Chef has a certain liking towards certain English characters. He considers these characters beautiful. You are given a string $S$ consisting of all the characters Chef finds beautiful.

Chef considers a word $divine$ if each and every character present in the word is beautiful. Given a list of $N$ words, determine which of them are $divine$.

Input Format

• The first line of the input contains a string $S$, consisting of beautiful characters. Each character in $S$ will appear only once.
• The second line of the input contains an integer $N$.
• Each of the following $N$ lines contains a single string $P_i$, denoting the $i^{th}$ word in the list.

Output Format

For each of the $N$ words, output "Yes" (without quotes) if the word is divine and "No" (without quotes) otherwise.

Constraints

• $1 \leq |S| \leq 26$
• $1 \leq N \leq 1000$
• $1 \leq |P_i| \leq 12$
• Each character in $S$ will appear only once.
• $S$, $P_i$ consist only of lowercase English alphabets.

Subtasks

• Subtask $1$ (30 points): $|S|$ = $1$
• Subtask $2$ (70 points) : Original constraints

Sample 1:

Input

Output

rested
3
terp
dest
nop

No
Yes
No

Explanation:

Test Case $1$: Character $p$ isn't beautiful. Therefore this word is not divine.
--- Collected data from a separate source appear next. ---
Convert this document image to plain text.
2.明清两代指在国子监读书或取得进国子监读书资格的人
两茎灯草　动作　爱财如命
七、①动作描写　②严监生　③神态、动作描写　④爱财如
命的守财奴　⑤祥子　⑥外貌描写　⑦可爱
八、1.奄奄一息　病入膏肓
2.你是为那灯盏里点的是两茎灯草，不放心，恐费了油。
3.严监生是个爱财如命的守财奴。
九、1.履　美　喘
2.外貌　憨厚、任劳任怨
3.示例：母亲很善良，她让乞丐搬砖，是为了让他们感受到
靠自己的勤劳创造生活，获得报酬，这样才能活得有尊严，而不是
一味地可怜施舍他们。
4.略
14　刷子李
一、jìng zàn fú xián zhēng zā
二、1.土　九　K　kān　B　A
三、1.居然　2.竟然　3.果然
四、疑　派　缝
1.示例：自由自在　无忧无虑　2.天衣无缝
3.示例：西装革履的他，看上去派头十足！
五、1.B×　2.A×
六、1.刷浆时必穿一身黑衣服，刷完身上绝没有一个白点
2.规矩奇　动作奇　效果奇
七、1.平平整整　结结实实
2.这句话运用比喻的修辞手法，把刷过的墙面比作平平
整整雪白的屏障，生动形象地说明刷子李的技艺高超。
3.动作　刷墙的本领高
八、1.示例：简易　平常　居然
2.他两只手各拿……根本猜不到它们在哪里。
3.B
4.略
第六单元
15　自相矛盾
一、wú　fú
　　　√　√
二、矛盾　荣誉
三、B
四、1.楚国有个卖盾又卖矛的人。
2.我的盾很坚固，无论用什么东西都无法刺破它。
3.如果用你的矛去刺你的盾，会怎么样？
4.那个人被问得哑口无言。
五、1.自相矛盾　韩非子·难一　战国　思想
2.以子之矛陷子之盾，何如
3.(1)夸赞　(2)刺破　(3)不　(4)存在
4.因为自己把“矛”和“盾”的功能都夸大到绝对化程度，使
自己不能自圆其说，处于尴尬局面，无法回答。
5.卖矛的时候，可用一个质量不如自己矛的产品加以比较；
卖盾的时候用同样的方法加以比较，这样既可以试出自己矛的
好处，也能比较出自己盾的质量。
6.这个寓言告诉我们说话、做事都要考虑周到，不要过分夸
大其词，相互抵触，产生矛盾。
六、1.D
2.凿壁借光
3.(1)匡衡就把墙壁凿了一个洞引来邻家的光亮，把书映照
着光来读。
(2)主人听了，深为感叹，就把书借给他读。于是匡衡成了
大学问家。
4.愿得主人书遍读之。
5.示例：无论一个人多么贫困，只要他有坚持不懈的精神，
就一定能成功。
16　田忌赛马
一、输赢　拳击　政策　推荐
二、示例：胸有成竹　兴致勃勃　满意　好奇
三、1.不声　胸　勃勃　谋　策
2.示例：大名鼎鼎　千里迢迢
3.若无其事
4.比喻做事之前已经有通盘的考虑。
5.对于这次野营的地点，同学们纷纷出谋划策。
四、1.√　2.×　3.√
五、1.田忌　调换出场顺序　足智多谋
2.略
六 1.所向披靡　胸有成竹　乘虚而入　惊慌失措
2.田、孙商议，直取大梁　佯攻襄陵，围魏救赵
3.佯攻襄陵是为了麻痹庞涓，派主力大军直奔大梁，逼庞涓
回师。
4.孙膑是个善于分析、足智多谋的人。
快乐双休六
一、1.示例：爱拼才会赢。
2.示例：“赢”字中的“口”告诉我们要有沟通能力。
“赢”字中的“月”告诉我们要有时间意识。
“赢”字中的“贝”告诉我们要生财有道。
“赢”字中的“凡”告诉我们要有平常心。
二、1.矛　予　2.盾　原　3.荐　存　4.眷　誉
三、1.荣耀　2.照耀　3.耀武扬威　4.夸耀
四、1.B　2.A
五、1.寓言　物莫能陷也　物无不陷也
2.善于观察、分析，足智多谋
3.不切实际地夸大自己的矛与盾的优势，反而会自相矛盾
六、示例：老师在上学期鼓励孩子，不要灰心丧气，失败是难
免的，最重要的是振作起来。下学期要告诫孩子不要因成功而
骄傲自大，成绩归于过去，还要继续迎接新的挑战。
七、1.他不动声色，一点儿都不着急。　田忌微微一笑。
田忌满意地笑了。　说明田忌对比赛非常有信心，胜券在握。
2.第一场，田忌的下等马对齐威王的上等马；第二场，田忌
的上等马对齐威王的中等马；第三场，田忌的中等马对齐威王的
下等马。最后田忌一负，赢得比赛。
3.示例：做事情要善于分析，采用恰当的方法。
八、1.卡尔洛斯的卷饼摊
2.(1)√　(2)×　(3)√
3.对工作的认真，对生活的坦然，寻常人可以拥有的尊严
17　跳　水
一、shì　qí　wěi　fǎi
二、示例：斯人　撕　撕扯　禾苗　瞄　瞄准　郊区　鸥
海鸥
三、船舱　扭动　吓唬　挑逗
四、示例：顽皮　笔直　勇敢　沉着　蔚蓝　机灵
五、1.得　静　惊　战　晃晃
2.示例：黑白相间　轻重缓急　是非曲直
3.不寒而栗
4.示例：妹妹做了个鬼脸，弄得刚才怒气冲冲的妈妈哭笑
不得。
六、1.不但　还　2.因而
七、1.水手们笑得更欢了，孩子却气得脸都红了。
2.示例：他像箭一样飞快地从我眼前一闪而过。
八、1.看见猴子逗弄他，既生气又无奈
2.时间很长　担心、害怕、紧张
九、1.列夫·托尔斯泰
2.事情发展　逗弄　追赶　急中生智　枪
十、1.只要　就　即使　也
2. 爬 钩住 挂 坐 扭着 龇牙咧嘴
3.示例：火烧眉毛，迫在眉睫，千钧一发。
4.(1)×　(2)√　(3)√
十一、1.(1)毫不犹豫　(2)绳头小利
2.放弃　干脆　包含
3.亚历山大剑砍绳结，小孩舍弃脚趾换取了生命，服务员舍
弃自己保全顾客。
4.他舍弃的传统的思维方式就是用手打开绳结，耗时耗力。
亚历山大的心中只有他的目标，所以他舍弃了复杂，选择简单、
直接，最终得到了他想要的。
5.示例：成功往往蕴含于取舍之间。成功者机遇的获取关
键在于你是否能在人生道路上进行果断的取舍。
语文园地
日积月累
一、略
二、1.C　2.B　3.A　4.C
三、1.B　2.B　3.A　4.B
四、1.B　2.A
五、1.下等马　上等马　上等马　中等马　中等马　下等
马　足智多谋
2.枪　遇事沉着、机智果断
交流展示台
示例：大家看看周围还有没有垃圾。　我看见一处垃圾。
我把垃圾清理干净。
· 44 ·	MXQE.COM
Test Case $2$: Every character in the word $d, e, s, t$ is beautiful. Therefore, this word is divine.

Program :

 #include <stdio.h>

#include<string.h> 

int main(){

    char s[26]; 

    scanf("%s",s); 

    int t; 

    scanf("%d\n",&t); 

    while(t-->0) 

    {  

        char a[26]; 

        scanf("%s",a); 

        int i,j,count=0; 

        for(i=0;i<strlen(a);i++) 

        {

            for(j=0;j<strlen(s);j++) 

            {

                if(a[i]!=s[j])

                {

                    count==0; 

                    }

                    else 

                    {

                        count++; 

                        break; 

                        }

                        }  

                        }

                        if(count==strlen(a)) 

                        {

                            printf("Yes\n"); 

                            }

                            else

                            {

                                printf("No\n"); }  

                                } 

    return 0; 

}